Pour revenir sur le devant de la scène, l’UE doit aussi gagner la « bataille des cœurs » face à la Chine et aux autres puissances régionales dans les Balkans occidentaux. Le soft power chinois est particulièrement puissant dans la région et l’UE doit impérativement renforcer sa capacité d’influence. Cela tient en partie à un problème de communication des actions poursuivies dans le pays et de la disponibilité de relais médiatiques efficients. Nous l’avons vu pendant l’épidémie de Covid-19, la Chine a mis en place une communication agressive à travers sa « diplomatie du masque » en relayant massivement les efforts chinois en Serbie notamment par l’arrivée d’un avion contenant du matériel médical à Belgrade. Ainsi, il y a eu l’impression que la Chine via l’envoi de matériel et de personnel soignant était la seule puissance à se soucier de la Serbie. Or, l’Union Européenne a débloqué 93 millions d’euros pour aider la Serbie à lutter contre le virus. Des tactiques similaires sont employées depuis de nombreuses années pour évoquer l’importance des investissements et du rôle de la Chine. L’UE doit ainsi retravailler ses capacités de communication et ses réseaux médiatiques en Serbie et plus largement dans les pays qui lui sont voisins. 

Une seconde possibilité pour l’Union Européenne est de réorienter son action envers la société civile serbe et non plus seulement envers les élites politiques. Il faut d’une part redonner du concret concernant les perspectives d’élargissement européen. Cela pourrait par exemple se faire par une inclusion des citoyens serbes (et par extension des Balkans occidentaux) aux débats relatifs au futur de l’Europe. D’autre part, il faut que l’UE soit capable de soutenir la société civile face aux dérives du pouvoir et notamment au déclin de la démocratie et de l’état de droit. De telles dérives éloignent la Serbie d’une adhésion à l’UE alors que certains politiciens européens les encouragent – au moins indirectement. C’est probablement sur ce point que la réforme du processus d’élargissement doit avant tout se concentrer. 

En définitive, la Chine accroît effectivement son influence en Serbie depuis les années 2010, et ce à tous les niveaux, l’objectif étant de faire de ce pays une avant-garde de sa présence en Europe. Cependant, l’appui chinois reste dans les faits bien moindre comparé au soutien de l’Union Européenne. Ainsi, si cette dernière reste encore aujourd’hui l’acteur numéro un dans le pays, la détérioration de son image et la faiblesse de son influence pourrait lui valoir de mauvaises surprises et notamment une concurrence toujours plus menaçante d’acteurs offensifs comme la Chine. L’UE doit ainsi agir et trouver les moyens de renforcer son action notamment à destination de la société civile.
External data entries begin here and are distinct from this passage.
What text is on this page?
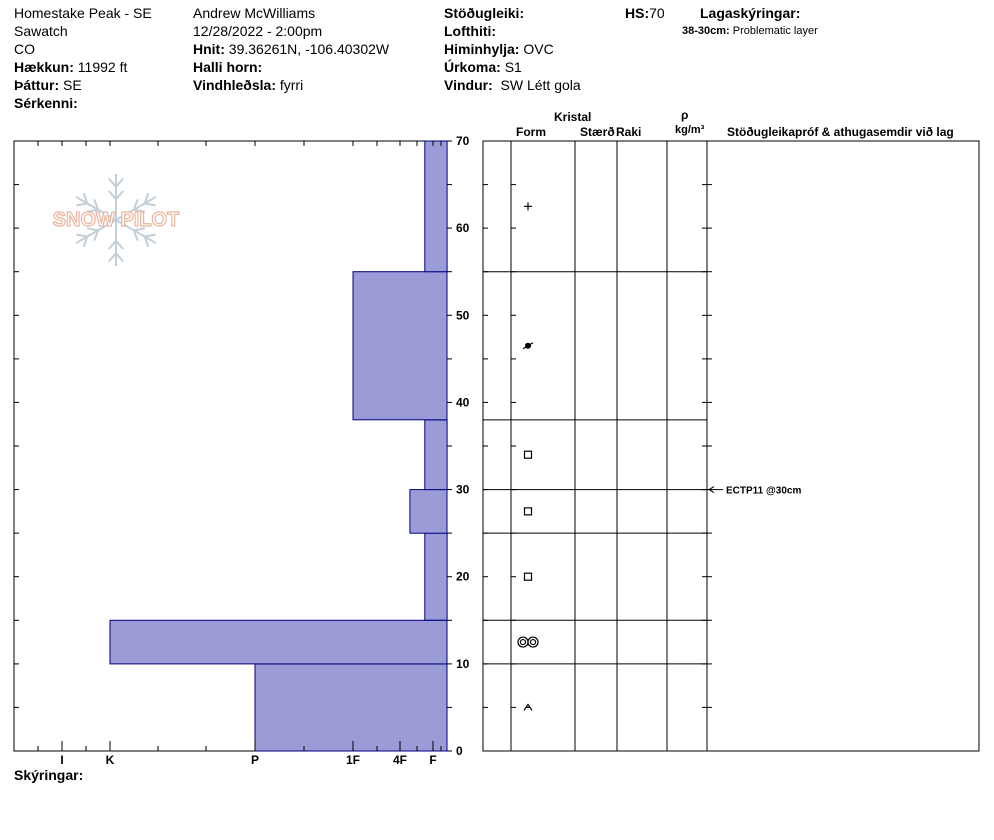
Homestake Peak - SE
Sawatch
CO
Hækkun: 11992 ft
Þáttur: SE
Sérkenni:
Andrew McWilliams
12/28/2022 - 2:00pm
Hnit: 39.36261N, -106.40302W
Halli horn:
Vindhleðsla: fyrri
Stöðugleiki:
Lofthiti:
Himinhylja: OVC
Úrkoma: S1
Vindur: SW Létt gola
HS:70	Lagaskýringar:
38-30cm: Problematic layer
Kristal
Form	Stærð Raki
ρ
kg/m³ Stöðugleikapróf & athugasemdir við lag
Skýringar:
SNOW PILOT
0
10
20
30
40
50
60
70
I	K	P	1F	4F F
ECTP11 @30cm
Enfin, si l’UE et la Chine sont des acteurs omniprésents en Serbie, on ne peut laisser de côté l’influence russe, extrêmement importante, notamment pour des raisons historiques et culturelles. Il est évident que le Président Vladimir Poutine entendra maintenir son influence dans un pays qui fait traditionnellement parti de sa sphère d’influence. 


Bertille Meauzé

Bertille Meauzé est étudiante en deuxième année à SciencesPo Lille. Elle a séjourné six semaines en Serbie l’été dernier où elle a effectué une action de solidarité internationale au sein d’une association serbe sensibilisant aux problématiques environnementales et promouvant le multiculturalisme auprès de la jeunesse serbe. Depuis, elle a développé un fort intérêt pour la région des Balkans occidentaux et souhaiterait intégrer par la suite un Master d’Affaires Européennes avec une spécialisation sur l’Europe de l’Est. Par ailleurs, elle s’est engagée au sein du Bureau des Internationaux de Sciences po Lille où elle a pu échanger et entretenir un lien avec des étudiants de cette région.